01 April 2022

Almost complete sequencing

The complete sequence of the human genome has been published

Polina Loseva, N+1

Molecular biologists have finished collecting the human DNA sequence — a special issue of the journal Science is dedicated to this. In the previous version of the genome, which appeared in 2001, about 8 percent of the sequence remained unencrypted. These are mainly non-coding regions, central and terminal regions of chromosomes. Six articles are devoted to the results of the project at once. The full version of the genome makes it possible to more accurately identify individual genetic characteristics of people and may become a new standard in genetics, despite the fact that it still lacks an entire chromosome.

In 2000, the Human Genome project and Craig Venter's company Celera genomics announced that they had finished sequencing the sequence of human DNA (we talked about this in more detail in the text "The human Genome: twenty years later"). By 2001, they published their draft versions of the assembly with a difference of a day (first the Human Genome, then the Venter project), and by 2003 they combined their efforts and developments to assemble a single clean-up. It became the first standard, or reference genome, with which everyone who deciphered new human genomes or searched for genetic causes of diseases was checked. However, the work on reading human DNA did not end there.

The authors of the first version of the human genome did not hide that it is far from complete. For example, there are 341 spaces left in it. In addition, in their work, the researchers relied on euchromatin, the fraction of DNA that is usually in a loosely packed state in a cell and information from which can be read. Thus, the first version of the genome did not include many sections of heterochromatin — the "twisted" fraction of DNA. It consists mainly of sequences that do not encode proteins, but perform various technical and structural (and often not fully understood) functions — therefore, they can also affect the life and work of the cell.

In the first version of the genome, it was also not completely clear which genes and non-coding regions were responsible for what. For example, the ENCODE project is engaged in finding out this. Finally, the reference genome did not fully take into account the genetic diversity of people — despite the fact that it was collected from random amounts of DNA from several dozen people. Other projects, for example, "Thousand Genomes", have taken on to fill these gaps.

Since then, the genome has been repeatedly clarified, several updated references have appeared. The latest, GRCh38.p13, was published in 2019. But there were also a lot of white spots in it — areas where the letters N appeared instead of nucleotides, or where some surrogate sequences were substituted. Another one and a half hundred sites were not exactly known where exactly and in what order they are located.
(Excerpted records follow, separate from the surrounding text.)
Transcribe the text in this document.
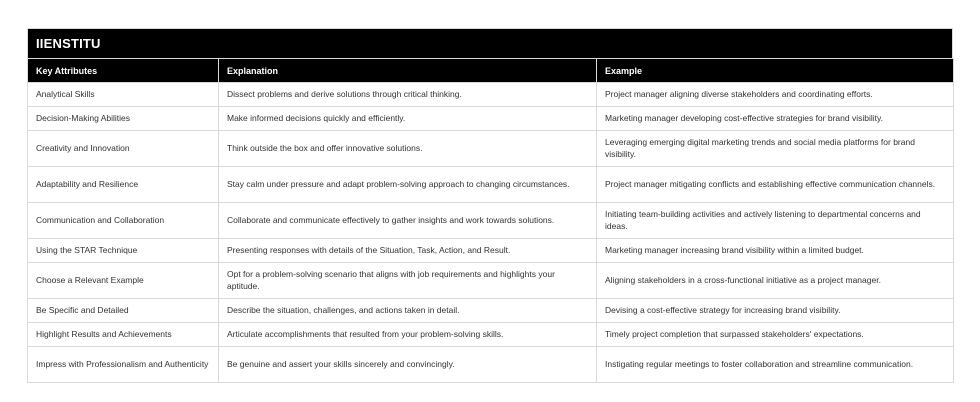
IIENSTITU
Key Attributes	Explanation	Example
Analytical Skills	Dissect problems and derive solutions through critical thinking.	Project manager aligning diverse stakeholders and coordinating efforts.
Decision-Making Abilities	Make informed decisions quickly and efficiently.	Marketing manager developing cost-effective strategies for brand visibility.
Creativity and Innovation	Think outside the box and offer innovative solutions.	Leveraging emerging digital marketing trends and social media platforms for brand visibility.
Adaptability and Resilience	Stay calm under pressure and adapt problem-solving approach to changing circumstances.	Project manager mitigating conflicts and establishing effective communication channels.
Communication and Collaboration	Collaborate and communicate effectively to gather insights and work towards solutions.	Initiating team-building activities and actively listening to departmental concerns and ideas.
Using the STAR Technique	Presenting responses with details of the Situation, Task, Action, and Result.	Marketing manager increasing brand visibility within a limited budget.
Choose a Relevant Example	Opt for a problem-solving scenario that aligns with job requirements and highlights your aptitude.	Aligning stakeholders in a cross-functional initiative as a project manager.
Be Specific and Detailed	Describe the situation, challenges, and actions taken in detail.	Devising a cost-effective strategy for increasing brand visibility.
Highlight Results and Achievements	Articulate accomplishments that resulted from your problem-solving skills.	Timely project completion that surpassed stakeholders' expectations.
Impress with Professionalism and Authenticity	Be genuine and assert your skills sincerely and convincingly.	Instigating regular meetings to foster collaboration and streamline communication.
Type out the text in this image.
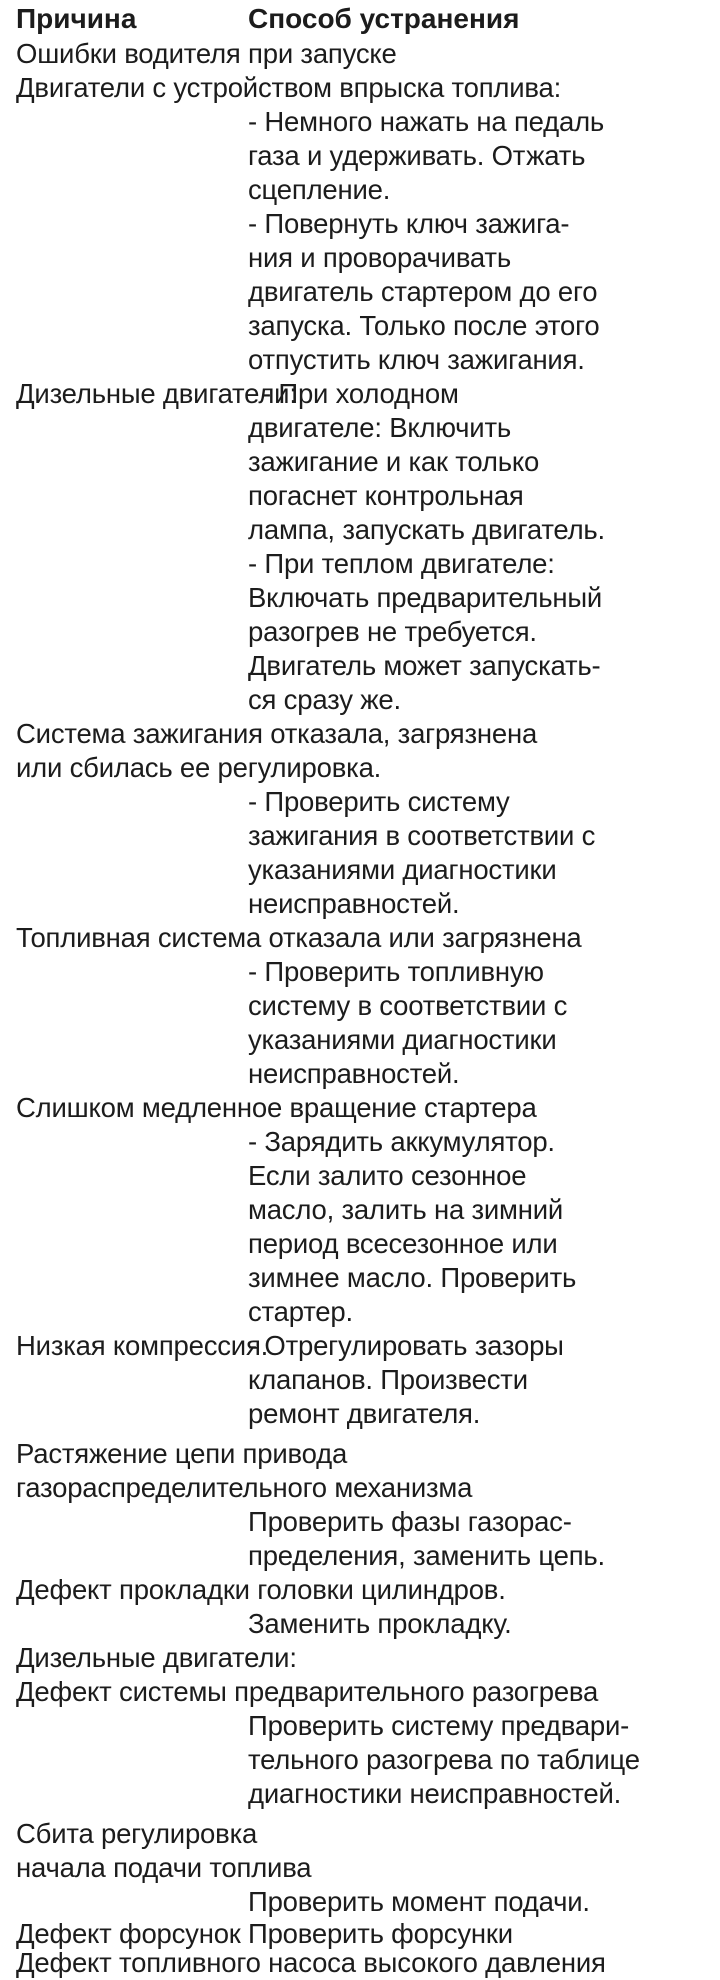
Причина	Способ устранения
Ошибки водителя при запуске
Двигатели с устройством впрыска топлива:
- Немного нажать на педаль
газа и удерживать. Отжать
сцепление.
- Повернуть ключ зажига-
ния и проворачивать
двигатель стартером до его
запуска. Только после этого
отпустить ключ зажигания.
Дизельные двигатели:
- При холодном
двигателе: Включить
зажигание и как только
погаснет контрольная
лампа, запускать двигатель.
- При теплом двигателе:
Включать предварительный
разогрев не требуется.
Двигатель может запускать-
ся сразу же.
Система зажигания отказала, загрязнена
или сбилась ее регулировка.
- Проверить систему
зажигания в соответствии с
указаниями диагностики
неисправностей.
Топливная система отказала или загрязнена
- Проверить топливную
систему в соответствии с
указаниями диагностики
неисправностей.
Слишком медленное вращение стартера
- Зарядить аккумулятор.
Если залито сезонное
масло, залить на зимний
период всесезонное или
зимнее масло. Проверить
стартер.
Низкая компрессия.
- Отрегулировать зазоры
клапанов. Произвести
ремонт двигателя.
Растяжение цепи привода
газораспределительного механизма
Проверить фазы газорас-
пределения, заменить цепь.
Дефект прокладки головки цилиндров.
Заменить прокладку.
Дизельные двигатели:
Дефект системы предварительного разогрева
Проверить систему предвари-
тельного разогрева по таблице
диагностики неисправностей.
Сбита регулировка
начала подачи топлива
Проверить момент подачи.
Дефект форсунок Проверить форсунки
Дефект топливного насоса высокого давления
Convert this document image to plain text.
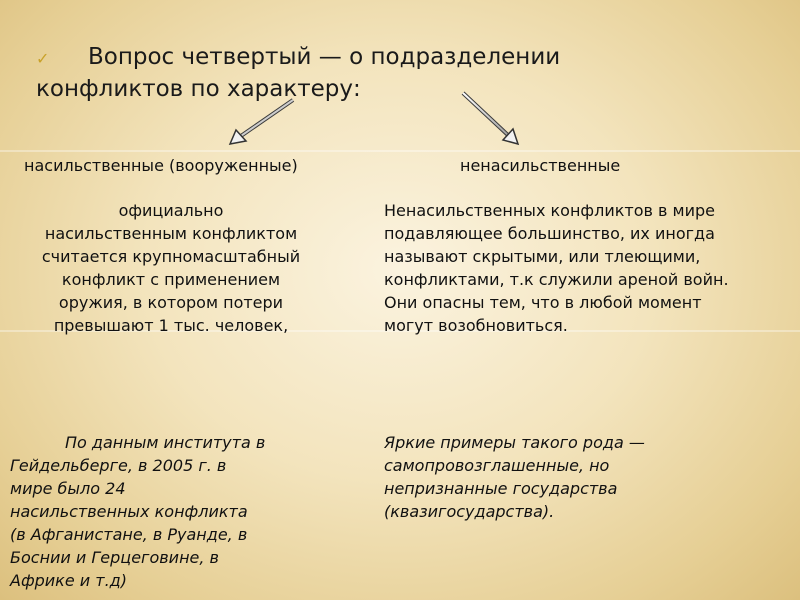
✓ Вопрос четвертый — о подразделении
конфликтов по характеру:
насильственные (вооруженные)	ненасильственные
официально
насильственным конфликтом
считается крупномасштабный
конфликт с применением
оружия, в котором потери
превышают 1 тыс. человек,
Ненасильственных конфликтов в мире
подавляющее большинство, их иногда
называют скрытыми, или тлеющими,
конфликтами, т.к служили ареной войн.
Они опасны тем, что в любой момент
могут возобновиться.
По данным института в
Гейдельберге, в 2005 г. в
мире было 24
насильственных конфликта
(в Афганистане, в Руанде, в
Боснии и Герцеговине, в
Африке и т.д)
Яркие примеры такого рода —
самопровозглашенные, но
непризнанные государства
(квазигосударства).
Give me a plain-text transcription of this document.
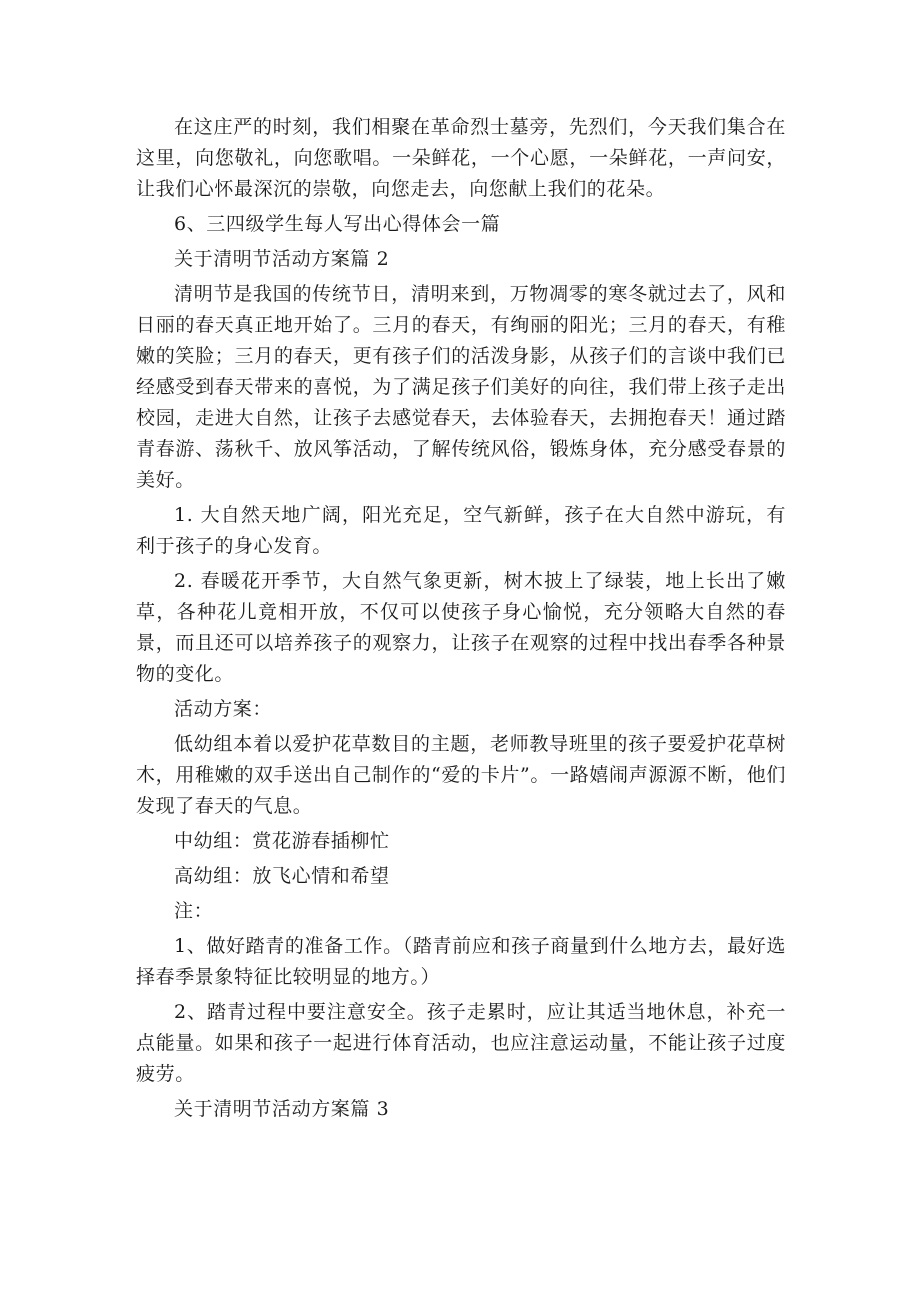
在这庄严的时刻，我们相聚在革命烈士墓旁，先烈们，今天我们集合在这里，向您敬礼，向您歌唱。一朵鲜花，一个心愿，一朵鲜花，一声问安，让我们心怀最深沉的崇敬，向您走去，向您献上我们的花朵。

6、三四级学生每人写出心得体会一篇

关于清明节活动方案篇 2

清明节是我国的传统节日，清明来到，万物凋零的寒冬就过去了，风和日丽的春天真正地开始了。三月的春天，有绚丽的阳光；三月的春天，有稚嫩的笑脸；三月的春天，更有孩子们的活泼身影，从孩子们的言谈中我们已经感受到春天带来的喜悦，为了满足孩子们美好的向往，我们带上孩子走出校园，走进大自然，让孩子去感觉春天，去体验春天，去拥抱春天！通过踏青春游、荡秋千、放风筝活动，了解传统风俗，锻炼身体，充分感受春景的美好。

1. 大自然天地广阔，阳光充足，空气新鲜，孩子在大自然中游玩，有利于孩子的身心发育。

2. 春暖花开季节，大自然气象更新，树木披上了绿装，地上长出了嫩草，各种花儿竟相开放，不仅可以使孩子身心愉悦，充分领略大自然的春景，而且还可以培养孩子的观察力，让孩子在观察的过程中找出春季各种景物的变化。

活动方案：

低幼组本着以爱护花草数目的主题，老师教导班里的孩子要爱护花草树木，用稚嫩的双手送出自己制作的“爱的卡片”。一路嬉闹声源源不断，他们发现了春天的气息。

中幼组：赏花游春插柳忙

高幼组：放飞心情和希望

注：

1、做好踏青的准备工作。（踏青前应和孩子商量到什么地方去，最好选择春季景象特征比较明显的地方。）

2、踏青过程中要注意安全。孩子走累时，应让其适当地休息，补充一点能量。如果和孩子一起进行体育活动，也应注意运动量，不能让孩子过度疲劳。

关于清明节活动方案篇 3
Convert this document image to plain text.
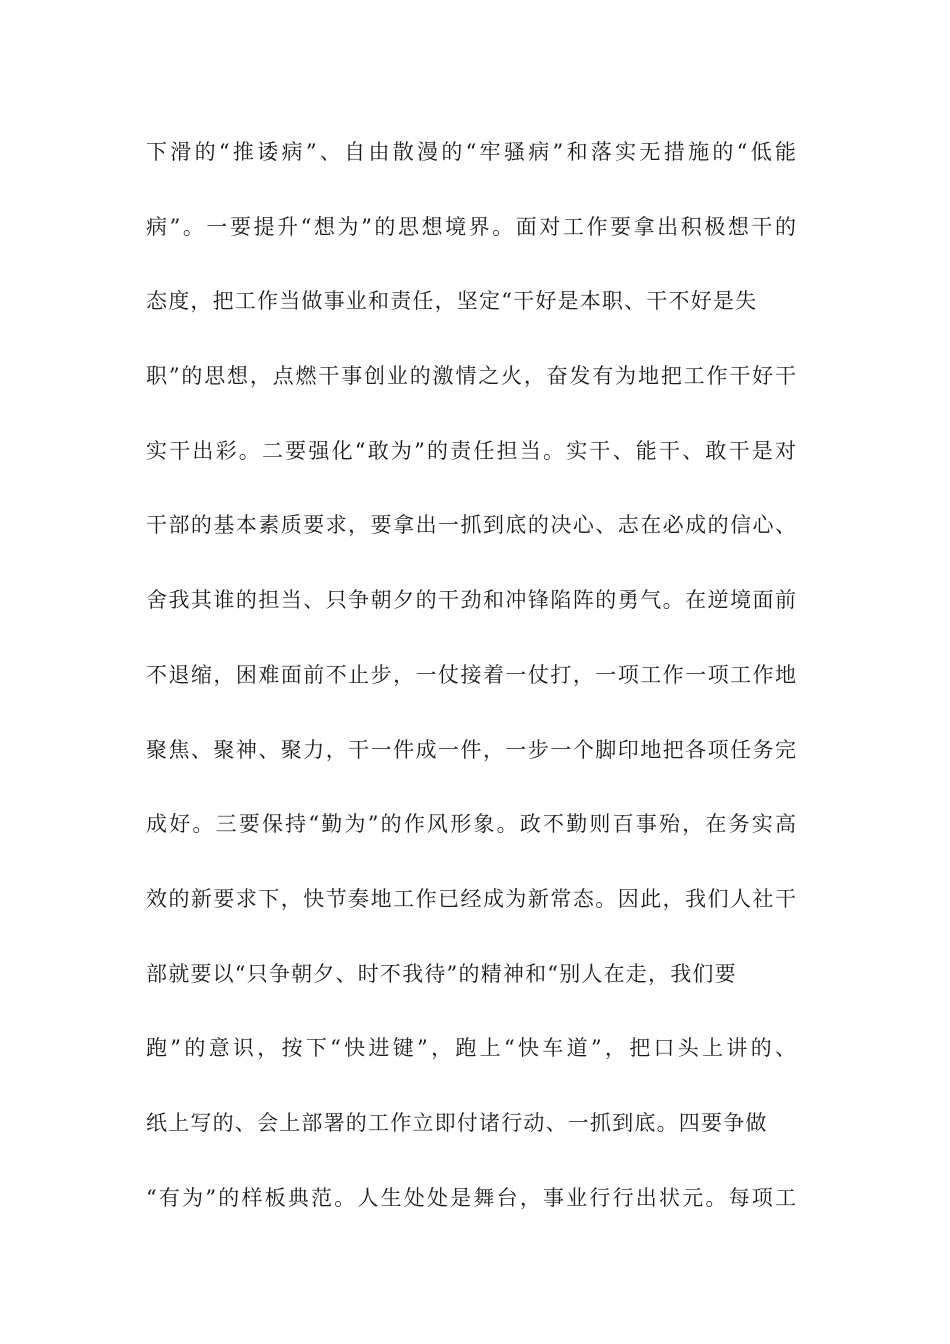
下滑的“推诿病”、自由散漫的“牢骚病”和落实无措施的“低能
病”。一要提升“想为”的思想境界。面对工作要拿出积极想干的
态度，把工作当做事业和责任，坚定“干好是本职、干不好是失
职”的思想，点燃干事创业的激情之火，奋发有为地把工作干好干
实干出彩。二要强化“敢为”的责任担当。实干、能干、敢干是对
干部的基本素质要求，要拿出一抓到底的决心、志在必成的信心、
舍我其谁的担当、只争朝夕的干劲和冲锋陷阵的勇气。在逆境面前
不退缩，困难面前不止步，一仗接着一仗打，一项工作一项工作地
聚焦、聚神、聚力，干一件成一件，一步一个脚印地把各项任务完
成好。三要保持“勤为”的作风形象。政不勤则百事殆，在务实高
效的新要求下，快节奏地工作已经成为新常态。因此，我们人社干
部就要以“只争朝夕、时不我待”的精神和“别人在走，我们要
跑”的意识，按下“快进键”，跑上“快车道”，把口头上讲的、
纸上写的、会上部署的工作立即付诸行动、一抓到底。四要争做
“有为”的样板典范。人生处处是舞台，事业行行出状元。每项工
In total, these inaccuracies affected about 8 percent of the human genome — which is comparable in size to an entire chromosome.

To deal with the missing parts in the genome, the Consortium "From telomere to telomere" (T2T-Consortium, telomere is the end section of the chromosome) undertook. It included scientists from 54 institutes and laboratories from different countries (including Russia), and the result of their work was the first full—fledged genome assembly - which they described in six articles in the journal Science.

The first article is a presentation of a new assembly, in which the authors talk about what methods they used and summarize their work. The new genome was named CHM13 — after the culture of cells that became DNA donors. This culture comes from a vesicular drift — an unusual human tumor that appears if a fertilized egg loses its maternal chromosomes for some reason (in fact, this is a kind of parthenogenesis, read more about it in the text "Half of yourself"). The bubble drift is convenient because often its genome consists of a doubled chromosome set, which the sperm brought with it. This means that both copies of each chromosome should be almost identical (with the exception of point mutations and accidental breakdowns), and sequencing does not need to figure out which of the copies a particular site is located on.

The CHM13 assembly differs from its predecessors in sequencing technology. The previous genome variants were assembled from a variety of short sequences — that is, DNA was first broken into small sections, read each separately, and then superimposed on each other. But this method is not suitable for heterochromatin, because there are many repeating sites, in the location and number of which it is easy to make a mistake (for example, some ribosomal RNA genes in humans can have 300-400 copies). Therefore, the participants of the T2T Consortium used the method of long-read sequencing, that is, they broke the DNA into long parts and read them in their entirety.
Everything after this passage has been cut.